Our article told the story of student Mike. This is not his real name as, being the victim of fraud, Mike is afraid of the criminal that cheated him out of EUR 1,000.
Mike had responded to an ad for a room on the Mijnbouwstraat on Kamernet and went for a viewing. After paying a deposit of EUR 1,000, he got the keys. When he then went to the room again, it appeared that someone else was already living at that address. Mike tried to contact the landlord, but he did not respond. When Mike later saw the hefty guy walking around in Delft, he did not dare approach him. Our article also included warnings to students by the police and TU Delft about this scam and other forms of fraudulent room rental.

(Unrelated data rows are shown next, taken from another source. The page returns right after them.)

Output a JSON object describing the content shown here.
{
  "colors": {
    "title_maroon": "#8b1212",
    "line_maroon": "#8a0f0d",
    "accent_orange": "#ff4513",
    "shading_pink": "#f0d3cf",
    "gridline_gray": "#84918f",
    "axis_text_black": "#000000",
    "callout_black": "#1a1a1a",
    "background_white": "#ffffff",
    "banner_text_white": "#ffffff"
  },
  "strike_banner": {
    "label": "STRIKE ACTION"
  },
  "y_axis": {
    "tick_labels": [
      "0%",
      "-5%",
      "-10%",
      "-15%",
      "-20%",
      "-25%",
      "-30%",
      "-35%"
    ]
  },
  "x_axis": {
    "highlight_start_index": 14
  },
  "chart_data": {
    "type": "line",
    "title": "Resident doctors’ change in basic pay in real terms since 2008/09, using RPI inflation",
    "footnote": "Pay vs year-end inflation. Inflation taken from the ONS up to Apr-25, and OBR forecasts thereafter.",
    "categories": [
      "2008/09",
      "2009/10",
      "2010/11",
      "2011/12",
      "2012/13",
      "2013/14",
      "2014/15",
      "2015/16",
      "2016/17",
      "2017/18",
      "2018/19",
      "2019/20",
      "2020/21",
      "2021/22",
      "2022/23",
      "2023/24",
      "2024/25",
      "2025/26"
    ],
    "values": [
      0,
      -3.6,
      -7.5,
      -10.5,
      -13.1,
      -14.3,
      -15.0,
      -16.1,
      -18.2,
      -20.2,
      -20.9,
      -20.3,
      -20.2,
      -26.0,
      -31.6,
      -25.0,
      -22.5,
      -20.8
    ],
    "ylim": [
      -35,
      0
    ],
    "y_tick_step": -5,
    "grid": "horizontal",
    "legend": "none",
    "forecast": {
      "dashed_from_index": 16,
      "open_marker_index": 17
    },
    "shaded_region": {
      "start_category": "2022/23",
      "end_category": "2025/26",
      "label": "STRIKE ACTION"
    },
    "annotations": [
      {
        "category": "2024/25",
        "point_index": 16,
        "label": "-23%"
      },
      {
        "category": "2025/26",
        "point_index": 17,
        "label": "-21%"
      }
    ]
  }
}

In response to this news, Socialist Party (SP) Members of Parliament Sandra Beckerman and Frank Futselaar want answers from the Ministers of Housing and Education as to how many TU Delft students and students across the country have been the victims of fraud. They also want to know how many of these students are international students. The SP assumes that international students are more vulnerable because they do not speak Dutch and do not know the system. The investigation for a previous article in Delta about housing scammers in Delft showed that neither TU Delft nor the police had figures.
Further, the SP wants answers from the Ministers as to how TU Delft students are warned about scammers and whether the Ministers will ensure that all institutes of higher education will do the same. TU Delft has a special website carrying warnings to students.
The SP accuses websites such as Kamernet, Roomster and Facebook of playing a role in this type of room rental fraud. The party wants to know if these internet platforms are monitored and whether there are or will be blacklists of landlords. Other ways to fight fraudulent rental, says the SP, are to support rental teams, issue an independent certificate and make rental permits mandatory.
The Ministers have three weeks in which to answer the SP’s Parliamentary Questions.